Au milieu de ce jardin d'Eden, Sido telle une majestueuse déesse, "repoussait en arrière la grande capeline de paille rousse, qui tombait sur son dos, retenue à son cou par un ruban de taffetas marron, et elle renversait la tête pour offrir au ciel son intrépide regard gris, son visage couleur de pomme d'automne. Sa voix frappait-elle l'oiseau de la girouette, la bondrée planante, la dernière feuille du noyer, ou la lucarne qui avalait, au petit matin, les chouettes ? Ô ¨surprise, ô certitude... D'une nue à gauche une voix de prophète enrhumé versait un "Non, Madame Colê...ê...tte !" qui semblait traverser à grand peine une barbe en anneaux, des pelotes de brumes, et glisser sur des étangs fumants de froid."
Colette fait ainsi renaître les sensations de son enfance et avec elles tout un passé pourtant révolu.

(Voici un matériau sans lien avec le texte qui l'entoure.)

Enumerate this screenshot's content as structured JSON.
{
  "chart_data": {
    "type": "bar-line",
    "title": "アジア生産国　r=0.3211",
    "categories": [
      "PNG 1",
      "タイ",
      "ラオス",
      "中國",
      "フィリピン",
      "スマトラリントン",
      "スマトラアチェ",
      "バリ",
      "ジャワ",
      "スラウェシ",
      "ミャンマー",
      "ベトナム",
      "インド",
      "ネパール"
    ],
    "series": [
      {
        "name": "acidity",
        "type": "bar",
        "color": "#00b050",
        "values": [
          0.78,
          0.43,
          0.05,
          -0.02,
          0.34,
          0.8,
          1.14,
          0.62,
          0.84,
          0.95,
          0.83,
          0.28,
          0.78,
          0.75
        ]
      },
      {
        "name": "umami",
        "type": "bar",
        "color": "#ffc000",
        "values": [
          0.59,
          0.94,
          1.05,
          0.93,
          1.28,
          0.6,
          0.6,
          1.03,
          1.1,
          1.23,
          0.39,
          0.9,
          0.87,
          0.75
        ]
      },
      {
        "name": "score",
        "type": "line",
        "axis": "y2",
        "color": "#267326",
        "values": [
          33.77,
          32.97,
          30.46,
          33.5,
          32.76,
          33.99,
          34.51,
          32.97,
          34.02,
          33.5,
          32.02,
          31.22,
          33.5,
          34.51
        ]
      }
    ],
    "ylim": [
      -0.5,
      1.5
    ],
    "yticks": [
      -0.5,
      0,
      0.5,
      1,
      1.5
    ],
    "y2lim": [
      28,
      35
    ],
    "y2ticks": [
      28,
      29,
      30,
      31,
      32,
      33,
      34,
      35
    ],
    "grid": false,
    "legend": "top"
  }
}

En effet, cette déesse-mère qui lui apprenait la vie et la nommait "mon Joyau-tout-en-or" finit par mourir laissant après elle son "Capitaine" qui "l'aimait sans mesure" mais qui "ne s'intéressait pas beaucoup, en apparence du moins, à ses enfants" et sa fille aînée "habitée par le fantôme littéraire des héros" et mal mariée, son fils aîné, un "sauvage" devenue médecin, son fils cadet, resté "sauvage" bien après l'enfance et notre Colette dont la plume magique fait renaître son enfance dans le paradis de la maison natale de Saint-Sauveur-en-Puisaye que j'espère visiter un jour.